Of course the Sharks are “through” with touring, which is some consolation for their current plight, and the Bulls are a morale-boosting one-from-one abroad with three to play.

But Victor Matfield and company have the ominous task next of trying to knock over the formidable Crusaders, well rested after a bye weekend, in Nelson on Saturday.

And it is not as though the prospect of travelling to New Zealand and Australia especially daunts the rampant Stormers, who have a reputation as comfortable travellers.

Their 2011 Antipodean calendar (from mid-May) is also a relatively kind one as things stand, with the Chiefs, Blues, Brumbies and Rebels their obstacles then.

A week ahead of the trip, they play the Crusaders, presently second overall and three points behind them, at Newlands – fuelled by the knowledge that they knocked over those very opponents by 28 points at the same venue last year.

But Allister Coetzee and the rest of his Stormers brains trust are big on the “live in the present” principle and will be focused only for the next few days on the tricky little home game against the Reds, currently best Aussie side and third overall, on Saturday.

The Queenslanders opened their mini-tour of South Africa by staving off the Lions 30-25 in Johannesburg.

It will be an interesting clash of styles, with the Reds one of the more audacious and enterprising sides around – as you would expect when you have the slippery alliance of Will Genia and Quade Cooper pulling the backline strings – and the Stormers famed for their defensive polish and discipline.

That was very much in evidence once again as they earned their first Durban victory in Super Rugby in seven years, scurrying and harrying the slightly jet-lagged Sharks into elementary mistakes with their amazing “momentum prevention” ability.

The game was no spectacle for the purist, a situation hardly aided by bouts of rain, but Burger’s men will not give a hoot about that as they achieved their main objective with a bit of daylight to spare.
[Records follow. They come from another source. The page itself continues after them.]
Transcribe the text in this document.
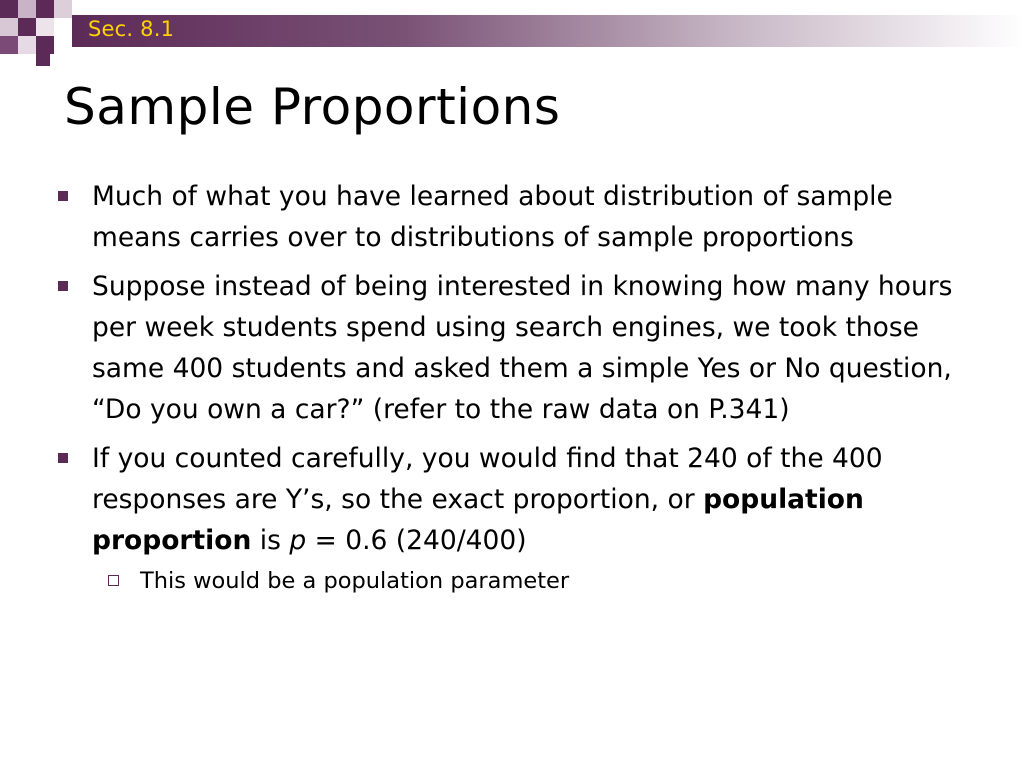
Sec. 8.1
Sample Proportions
Much of what you have learned about distribution of sample means carries over to distributions of sample proportions
Suppose instead of being interested in knowing how many hours per week students spend using search engines, we took those same 400 students and asked them a simple Yes or No question, “Do you own a car?” (refer to the raw data on P.341)
If you counted carefully, you would find that 240 of the 400 responses are Y’s, so the exact proportion, or population proportion is p = 0.6 (240/400)
This would be a population parameter
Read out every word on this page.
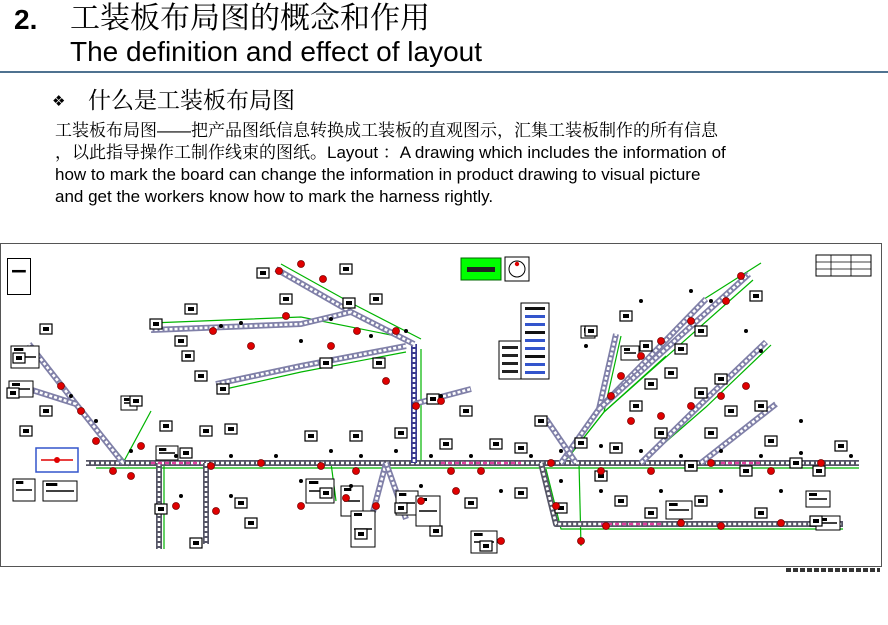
2. 工装板布局图的概念和作用
The definition and effect of layout
❖ 什么是工装板布局图
工装板布局图——把产品图纸信息转换成工装板的直观图示，汇集工装板制作的所有信息
，以此指导操作工制作线束的图纸。Layout ：A drawing which includes the information of
how to mark the board can change the information in product drawing to visual picture
and get the workers know how to mark the harness rightly.
−
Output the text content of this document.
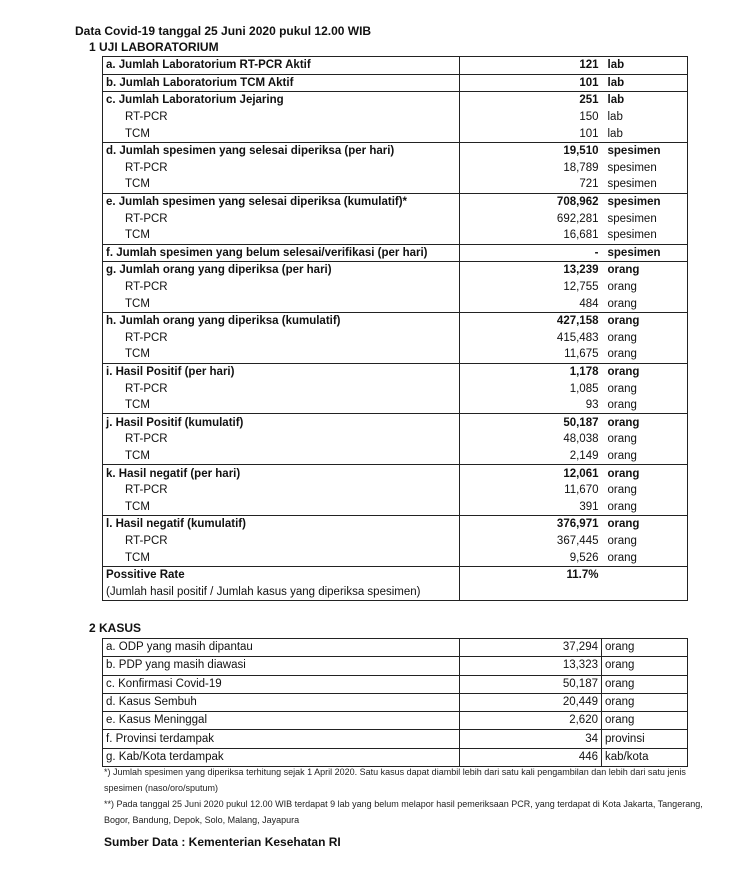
Data Covid-19 tanggal 25 Juni 2020 pukul 12.00 WIB
1 UJI LABORATORIUM
a. Jumlah Laboratorium RT-PCR Aktif	121	lab
b. Jumlah Laboratorium TCM Aktif	101	lab
c. Jumlah Laboratorium Jejaring	251	lab
RT-PCR	150	lab
TCM	101	lab
d. Jumlah spesimen yang selesai diperiksa (per hari)	19,510	spesimen
RT-PCR	18,789	spesimen
TCM	721	spesimen
e. Jumlah spesimen yang selesai diperiksa (kumulatif)*	708,962	spesimen
RT-PCR	692,281	spesimen
TCM	16,681	spesimen
f. Jumlah spesimen yang belum selesai/verifikasi (per hari)	-	spesimen
g. Jumlah orang yang diperiksa (per hari)	13,239	orang
RT-PCR	12,755	orang
TCM	484	orang
h. Jumlah orang yang diperiksa (kumulatif)	427,158	orang
RT-PCR	415,483	orang
TCM	11,675	orang
i. Hasil Positif (per hari)	1,178	orang
RT-PCR	1,085	orang
TCM	93	orang
j. Hasil Positif (kumulatif)	50,187	orang
RT-PCR	48,038	orang
TCM	2,149	orang
k. Hasil negatif (per hari)	12,061	orang
RT-PCR	11,670	orang
TCM	391	orang
l. Hasil negatif (kumulatif)	376,971	orang
RT-PCR	367,445	orang
TCM	9,526	orang
Possitive Rate	11.7%	
(Jumlah hasil positif / Jumlah kasus yang diperiksa spesimen)		
2 KASUS
a. ODP yang masih dipantau	37,294	orang
b. PDP yang masih diawasi	13,323	orang
c. Konfirmasi Covid-19	50,187	orang
d. Kasus Sembuh	20,449	orang
e. Kasus Meninggal	2,620	orang
f. Provinsi terdampak	34	provinsi
g. Kab/Kota terdampak	446	kab/kota
*) Jumlah spesimen yang diperiksa terhitung sejak 1 April 2020. Satu kasus dapat diambil lebih dari satu kali pengambilan dan lebih dari satu jenis spesimen (naso/oro/sputum)
**) Pada tanggal 25 Juni 2020 pukul 12.00 WIB terdapat 9 lab yang belum melapor hasil pemeriksaan PCR, yang terdapat di Kota Jakarta, Tangerang, Bogor, Bandung, Depok, Solo, Malang, Jayapura
Sumber Data : Kementerian Kesehatan RI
You have to take your hat off to their captain: the blond Bok dynamo has a strange knack of sometimes reserving his more stellar performances for the game immediately after he has had a substantial layoff.

Clearly his natural zest for combat quickly eclipses the “cobwebs” factor; he was a livewire for most of the 72 minutes he played, and scored the game’s only try after a decisive break by the classy Jaque Fourie.

There is a certain, understandable trepidation worldwide about the rich World Cup potential of a Dan Carter/Sonny Bill Williams pairing at Nos 10 and 12 for New Zealand later in the year, but South Africans would do well to remember that, as a counter in many respects, the Boks still boast a seriously decent combo nearby at 12 and 13 in Stormers colleagues Jean de Villiers and Fourie respectively.

The crowd at Mr Price Kings Park on Saturday, mostly a little reluctantly, can testify to that.